One contemporary described her as “an hysteric … intoxicated from nine o’clock on” and “infatuated with Modigliani”, adding: “There were frightful scenes of jealousy. They drank together, they fought, they beat each other.” Hastings described one of their fights: “We had a royal battle, 10 times up and down the house, he armed with a pot and me with a long straw brush …” But she added: “How happy I was!”

The hidden portrait emerged during a technical research study. Museums and art historians worldwide are collaborating on a project initiated by the Tate n preparation for its current exhibition on Modigliani at Tate Modern until 2 April.
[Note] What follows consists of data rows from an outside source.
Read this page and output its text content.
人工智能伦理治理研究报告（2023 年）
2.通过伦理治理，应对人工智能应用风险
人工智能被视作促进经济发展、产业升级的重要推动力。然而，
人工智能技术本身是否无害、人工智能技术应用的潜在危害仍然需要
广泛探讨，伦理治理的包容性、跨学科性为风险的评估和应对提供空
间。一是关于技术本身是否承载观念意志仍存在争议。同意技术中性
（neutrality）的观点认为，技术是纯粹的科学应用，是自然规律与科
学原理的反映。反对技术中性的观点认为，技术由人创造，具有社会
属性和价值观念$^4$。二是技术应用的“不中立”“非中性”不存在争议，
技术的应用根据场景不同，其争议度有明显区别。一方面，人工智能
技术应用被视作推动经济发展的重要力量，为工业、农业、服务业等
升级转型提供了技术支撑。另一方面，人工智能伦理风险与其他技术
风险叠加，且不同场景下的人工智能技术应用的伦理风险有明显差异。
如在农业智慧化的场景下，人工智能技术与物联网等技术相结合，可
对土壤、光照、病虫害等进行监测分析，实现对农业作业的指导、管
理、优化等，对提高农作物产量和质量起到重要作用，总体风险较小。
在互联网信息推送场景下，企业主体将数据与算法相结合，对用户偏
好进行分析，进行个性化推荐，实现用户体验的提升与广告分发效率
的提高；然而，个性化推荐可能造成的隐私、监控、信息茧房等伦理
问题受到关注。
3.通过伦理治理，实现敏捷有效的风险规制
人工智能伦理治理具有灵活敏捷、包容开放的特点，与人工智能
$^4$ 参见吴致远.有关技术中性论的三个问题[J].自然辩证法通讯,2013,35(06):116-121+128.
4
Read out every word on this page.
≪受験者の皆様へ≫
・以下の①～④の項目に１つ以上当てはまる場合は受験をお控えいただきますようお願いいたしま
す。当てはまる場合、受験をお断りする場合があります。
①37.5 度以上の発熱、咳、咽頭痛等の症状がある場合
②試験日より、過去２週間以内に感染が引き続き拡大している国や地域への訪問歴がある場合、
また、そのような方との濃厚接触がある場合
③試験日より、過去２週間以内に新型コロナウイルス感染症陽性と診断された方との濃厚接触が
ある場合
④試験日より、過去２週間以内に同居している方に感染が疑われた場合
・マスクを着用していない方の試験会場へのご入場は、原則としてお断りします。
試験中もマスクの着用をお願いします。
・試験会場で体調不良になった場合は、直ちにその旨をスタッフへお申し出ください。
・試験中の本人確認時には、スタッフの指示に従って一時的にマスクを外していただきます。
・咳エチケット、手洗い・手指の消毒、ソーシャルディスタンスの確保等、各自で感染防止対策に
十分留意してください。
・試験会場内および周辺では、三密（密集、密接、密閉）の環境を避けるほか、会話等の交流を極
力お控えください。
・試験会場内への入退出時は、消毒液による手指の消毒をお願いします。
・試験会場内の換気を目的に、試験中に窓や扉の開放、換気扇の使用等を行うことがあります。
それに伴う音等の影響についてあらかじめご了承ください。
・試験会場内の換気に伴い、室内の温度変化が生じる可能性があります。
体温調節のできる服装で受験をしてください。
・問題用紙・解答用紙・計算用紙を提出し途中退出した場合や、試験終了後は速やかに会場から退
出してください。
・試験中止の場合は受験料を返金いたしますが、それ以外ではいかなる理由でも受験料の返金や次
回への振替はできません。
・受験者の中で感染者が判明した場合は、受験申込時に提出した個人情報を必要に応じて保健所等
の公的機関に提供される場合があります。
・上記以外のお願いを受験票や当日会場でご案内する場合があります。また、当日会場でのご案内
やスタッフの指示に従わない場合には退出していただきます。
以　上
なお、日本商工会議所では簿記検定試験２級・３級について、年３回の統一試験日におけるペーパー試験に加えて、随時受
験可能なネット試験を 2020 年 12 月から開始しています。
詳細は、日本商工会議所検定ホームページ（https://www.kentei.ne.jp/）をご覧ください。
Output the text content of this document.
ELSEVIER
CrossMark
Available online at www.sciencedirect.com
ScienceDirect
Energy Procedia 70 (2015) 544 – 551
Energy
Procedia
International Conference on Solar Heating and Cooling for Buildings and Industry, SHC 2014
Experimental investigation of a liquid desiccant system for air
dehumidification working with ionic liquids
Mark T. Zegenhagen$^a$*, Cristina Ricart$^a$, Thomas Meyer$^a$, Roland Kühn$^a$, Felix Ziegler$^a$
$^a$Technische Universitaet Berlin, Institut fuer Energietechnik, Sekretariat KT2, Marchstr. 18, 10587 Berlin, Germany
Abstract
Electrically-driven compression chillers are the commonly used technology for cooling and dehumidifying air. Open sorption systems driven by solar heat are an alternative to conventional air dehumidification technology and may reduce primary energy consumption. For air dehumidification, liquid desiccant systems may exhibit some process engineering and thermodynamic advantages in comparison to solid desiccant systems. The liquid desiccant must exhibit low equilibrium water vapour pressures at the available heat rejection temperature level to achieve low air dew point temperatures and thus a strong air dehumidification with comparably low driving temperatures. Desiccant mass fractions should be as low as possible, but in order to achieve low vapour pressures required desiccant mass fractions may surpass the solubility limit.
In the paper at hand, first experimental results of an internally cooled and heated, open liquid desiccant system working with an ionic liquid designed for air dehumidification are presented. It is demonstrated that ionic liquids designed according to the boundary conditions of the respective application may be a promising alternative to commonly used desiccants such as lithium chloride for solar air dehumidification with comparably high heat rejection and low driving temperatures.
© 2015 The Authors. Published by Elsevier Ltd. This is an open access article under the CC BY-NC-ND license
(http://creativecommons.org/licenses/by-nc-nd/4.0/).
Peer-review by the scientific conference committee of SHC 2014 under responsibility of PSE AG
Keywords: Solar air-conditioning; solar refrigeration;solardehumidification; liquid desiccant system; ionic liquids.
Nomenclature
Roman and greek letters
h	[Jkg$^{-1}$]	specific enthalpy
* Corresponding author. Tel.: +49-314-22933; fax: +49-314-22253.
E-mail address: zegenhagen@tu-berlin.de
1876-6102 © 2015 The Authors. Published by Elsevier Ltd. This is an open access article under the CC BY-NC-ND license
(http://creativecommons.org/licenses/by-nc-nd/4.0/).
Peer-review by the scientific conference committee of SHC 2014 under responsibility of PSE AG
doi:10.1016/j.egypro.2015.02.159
It is among initial findings to be published this week in the Burlington magazine.

In studying Modigliani’s materials and methods, museums and galleries have examined artworks with x-radiography, among other techniques.

Modigliani has been described as one of the world’s most faked artists. Last year, an exhibition at the Palazzo Ducale, in Genoa, closed early after Italian prosecutors alleged that 21 of some 60 works were possible fakes.

The latest scientific testing determines details such as the pigments and canvases used, which has helped to establish precisely what makes up an authentic Modigliani work.

The new project paints “a far bigger picture”, scholars write in the Burlington: “The need for a better understanding of Modigliani as a practitioner is clear, not only because of the controversy that surrounds the question of autograph works, but also, and most importantly, because of the lack of technical research into his accepted œuvre.”

The definitive study of Modigliani’s work is a 1970 catalogue raisonné, which is now widely accepted as being out of date. Kenneth Wayne, a leading Modigliani scholar, is leading a project to publish a new inventory. Up to 60 new works were likely to be added, he said.